The team, which unites USC Viterbi, the Keck School of Medicine of USC, the USC Dornsife College of Letters, Arts and Sciences and the University of Utah School of Medicine, uses two complementary imaging techniques for the connectome: two-photon excitation microscopy and transmission electron microscopy.
Michael Bienkowski, PhD, an assistant professor of physiology and neuroscience at USC, is leading efforts to visualize the entire retinal system using two-photon excitation microscopy. This advanced imaging technique enables researchers to peer deep into tissue without causing damage, tagging distinct populations of neurons with fluorescent colors for detailed analysis. As the director of the USC Center for Integrative Connectomics and a member of the USC Laboratory of Neuro Imaging at the USC Mark and Mary Stevens Neuroimaging and Informatics Institute, Bienkowski has developed an innovative method to selectively label neurons by using a modified, non-infectious form of the rabies virus to deliver fluorescent dye.
“Mike’s technique allows us to image a precise layer of the retina,” Lazzi said. “We can capture the entire image of, say, all the ganglion cells, so there’s no confusion between different types of neurons. This is a huge advantage.”
The team is also utilizing transmission electron microscopy, a powerful imaging technique that captures details smaller than the wavelength of light, allowing scientists to closely examine individual synapses where neurons connect.
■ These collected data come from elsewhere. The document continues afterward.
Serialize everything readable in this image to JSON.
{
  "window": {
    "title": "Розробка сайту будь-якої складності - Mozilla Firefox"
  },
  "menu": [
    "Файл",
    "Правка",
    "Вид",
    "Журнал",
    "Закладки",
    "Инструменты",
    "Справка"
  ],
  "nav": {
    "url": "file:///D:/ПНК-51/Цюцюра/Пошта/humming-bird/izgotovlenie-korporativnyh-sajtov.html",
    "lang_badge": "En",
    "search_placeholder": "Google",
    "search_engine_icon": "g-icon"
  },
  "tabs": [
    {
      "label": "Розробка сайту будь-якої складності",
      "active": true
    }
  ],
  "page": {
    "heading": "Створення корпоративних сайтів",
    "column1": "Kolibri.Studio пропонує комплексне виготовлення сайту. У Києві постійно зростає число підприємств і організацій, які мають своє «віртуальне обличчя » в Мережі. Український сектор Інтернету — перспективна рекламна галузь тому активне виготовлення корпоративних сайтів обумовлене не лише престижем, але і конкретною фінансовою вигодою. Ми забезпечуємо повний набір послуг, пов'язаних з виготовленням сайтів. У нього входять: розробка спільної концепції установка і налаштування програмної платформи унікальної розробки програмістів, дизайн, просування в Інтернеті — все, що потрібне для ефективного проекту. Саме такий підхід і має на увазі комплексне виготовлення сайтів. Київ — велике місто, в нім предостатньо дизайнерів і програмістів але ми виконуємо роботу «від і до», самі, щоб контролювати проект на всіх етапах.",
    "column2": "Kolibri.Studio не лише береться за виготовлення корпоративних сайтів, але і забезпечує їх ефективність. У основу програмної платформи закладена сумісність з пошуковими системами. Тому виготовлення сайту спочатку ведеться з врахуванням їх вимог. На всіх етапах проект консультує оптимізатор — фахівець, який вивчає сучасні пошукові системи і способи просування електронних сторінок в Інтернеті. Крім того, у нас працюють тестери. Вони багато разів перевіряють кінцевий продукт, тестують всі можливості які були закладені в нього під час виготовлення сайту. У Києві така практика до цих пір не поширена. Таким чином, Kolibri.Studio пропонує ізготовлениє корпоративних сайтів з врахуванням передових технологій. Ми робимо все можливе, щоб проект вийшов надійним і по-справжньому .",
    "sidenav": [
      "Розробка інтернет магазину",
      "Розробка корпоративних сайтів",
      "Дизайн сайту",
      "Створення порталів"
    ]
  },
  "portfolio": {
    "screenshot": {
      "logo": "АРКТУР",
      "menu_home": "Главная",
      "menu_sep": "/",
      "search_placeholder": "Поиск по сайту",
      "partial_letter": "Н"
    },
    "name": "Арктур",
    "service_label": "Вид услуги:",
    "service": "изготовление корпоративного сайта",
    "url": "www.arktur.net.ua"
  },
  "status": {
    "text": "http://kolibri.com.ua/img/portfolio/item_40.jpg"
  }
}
This aspect of the research is led by retinal neuroscientist Bryan Jones, PhD, of the University of Utah, who also oversees the specialized laboratory models essential for the study.1
Lazzi focuses on computational analysis and modeling, supported by Jean-Marie Bouteiller, PhD, a USC research associate professor of biomedical engineering. Their work incorporates artificial intelligence to identify key features of healthy neurons. Meanwhile, electrophysiologist Steven Walston, PhD, an assistant professor of research ophthalmology at the Keck School of Medicine, is tasked with validating the team’s findings by analyzing electrical signaling in the retina.
“Steve’s contributions enable us to correlate the results of the computational models with experimental measurements,” said Lazzi. “Right now we don’t have a very clear answer to how a given cell in stage four of degeneration responds to stimuli. We’re looking for those answers.”
This grant builds on prior research supported by the NIH and the National Science Foundation, which included electron microscopy-based models of retinal connections in both healthy conditions and the early stages of retinitis pigmentosa. Lazzi characterizes the team’s work as convergent research—a mission-driven collaboration that integrates expertise from diverse fields at every stage of the project.
Lazzi said the project is true cross-fertilization.
“We’re working together on an entire mesh of activities. In that environment, you learn and adapt,” he concluded. “You operate in areas that might push the borders of the box you’re used to. But that’s entirely the point — there shouldn’t be a box, right?”